Observations on Top Bracing
Since my kit’s guitar top died the death of a thousand dry climates I have to re-create the top piece (I’ve already mentioned that, I know). But as I was studying up on the bracing I kept running into the arc that is on the bottom of the X-brace. I kept wondering, “But do I need a radiased dish to place the top into?” And the answer? No. The reason is this: the bracing material is flexible and as the luthier shapes the pieces to the brace template the slight curve will be small enough [12' to 30' radius] that the go bar deck [which is another topic for discussion] will press the flexible braces down to the flat top and when the go-bars are removed the slight curvature of the braces will be picked up by the whole top. This creates tension for resonance as well as creating a shape that (as I understand it) will direct the sound internal to the acoustic guitar through the sound hole.

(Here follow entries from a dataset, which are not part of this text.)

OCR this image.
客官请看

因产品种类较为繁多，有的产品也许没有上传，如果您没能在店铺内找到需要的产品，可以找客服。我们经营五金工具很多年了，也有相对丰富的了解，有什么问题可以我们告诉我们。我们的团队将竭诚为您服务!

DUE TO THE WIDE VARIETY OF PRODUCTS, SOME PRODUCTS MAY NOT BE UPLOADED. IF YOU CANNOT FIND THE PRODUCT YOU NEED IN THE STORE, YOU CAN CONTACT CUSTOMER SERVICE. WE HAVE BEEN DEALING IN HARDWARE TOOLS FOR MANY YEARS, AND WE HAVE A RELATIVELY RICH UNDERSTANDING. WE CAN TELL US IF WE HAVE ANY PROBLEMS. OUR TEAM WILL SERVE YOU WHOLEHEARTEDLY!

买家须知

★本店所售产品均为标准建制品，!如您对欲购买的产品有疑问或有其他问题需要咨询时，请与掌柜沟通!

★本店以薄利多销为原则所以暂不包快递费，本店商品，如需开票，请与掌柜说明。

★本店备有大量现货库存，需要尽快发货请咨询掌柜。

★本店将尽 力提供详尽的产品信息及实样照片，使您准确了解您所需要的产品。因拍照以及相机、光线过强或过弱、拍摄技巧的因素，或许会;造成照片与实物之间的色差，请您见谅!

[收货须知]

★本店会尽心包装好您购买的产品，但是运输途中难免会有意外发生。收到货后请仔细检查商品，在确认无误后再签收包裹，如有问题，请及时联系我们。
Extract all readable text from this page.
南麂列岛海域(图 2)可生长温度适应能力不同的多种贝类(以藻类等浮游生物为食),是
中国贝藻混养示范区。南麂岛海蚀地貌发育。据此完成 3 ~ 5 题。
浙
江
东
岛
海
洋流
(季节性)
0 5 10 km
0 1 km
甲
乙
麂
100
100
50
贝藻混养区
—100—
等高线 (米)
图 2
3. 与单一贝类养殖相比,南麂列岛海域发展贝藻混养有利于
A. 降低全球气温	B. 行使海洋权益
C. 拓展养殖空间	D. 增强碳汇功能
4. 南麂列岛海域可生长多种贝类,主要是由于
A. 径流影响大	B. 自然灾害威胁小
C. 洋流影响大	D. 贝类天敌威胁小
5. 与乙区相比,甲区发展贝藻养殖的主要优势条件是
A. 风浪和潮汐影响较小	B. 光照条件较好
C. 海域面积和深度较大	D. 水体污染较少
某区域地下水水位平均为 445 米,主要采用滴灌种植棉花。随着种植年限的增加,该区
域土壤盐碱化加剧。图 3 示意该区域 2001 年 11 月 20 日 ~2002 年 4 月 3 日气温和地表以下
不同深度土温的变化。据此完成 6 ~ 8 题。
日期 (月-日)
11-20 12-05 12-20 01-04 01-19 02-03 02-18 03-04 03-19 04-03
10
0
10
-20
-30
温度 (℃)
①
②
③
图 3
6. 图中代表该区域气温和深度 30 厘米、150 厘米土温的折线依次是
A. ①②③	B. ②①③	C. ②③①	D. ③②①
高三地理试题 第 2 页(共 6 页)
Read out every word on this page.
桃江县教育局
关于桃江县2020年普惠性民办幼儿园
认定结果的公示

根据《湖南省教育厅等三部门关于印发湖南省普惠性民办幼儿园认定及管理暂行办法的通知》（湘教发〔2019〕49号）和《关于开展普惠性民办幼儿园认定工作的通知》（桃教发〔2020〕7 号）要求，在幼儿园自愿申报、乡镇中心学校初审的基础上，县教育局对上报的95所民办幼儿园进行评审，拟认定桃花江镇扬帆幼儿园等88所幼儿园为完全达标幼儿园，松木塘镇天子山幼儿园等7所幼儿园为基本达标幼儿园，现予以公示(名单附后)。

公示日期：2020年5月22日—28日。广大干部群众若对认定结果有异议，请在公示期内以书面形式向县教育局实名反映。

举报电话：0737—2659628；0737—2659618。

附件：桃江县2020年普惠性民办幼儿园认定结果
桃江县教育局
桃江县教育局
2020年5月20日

Bracing is amazing to me from an engineering perspective. My dad was a civil engineer (now a pastor, the past tense is not to indicate his passing) and so I grew up with some moderate exposure to things like structural engineering and since we lived in Nevada and California earthquakes were part of that discussion. The whole point of bracing is to keep the wood in tact as it handles the abuses thrown at the guitar body parts. This isn’t a surprise, but it’s important to recognize it’s job is to handle vibration and keep it down. Except that the top and back make more awesome sounds when the (right) vibration is up! So, bracing is rather interesting because the patterns that are out there help structurally, but do impact tone and resonance. I’m not an expert on bracing yet, but I do hope to become one.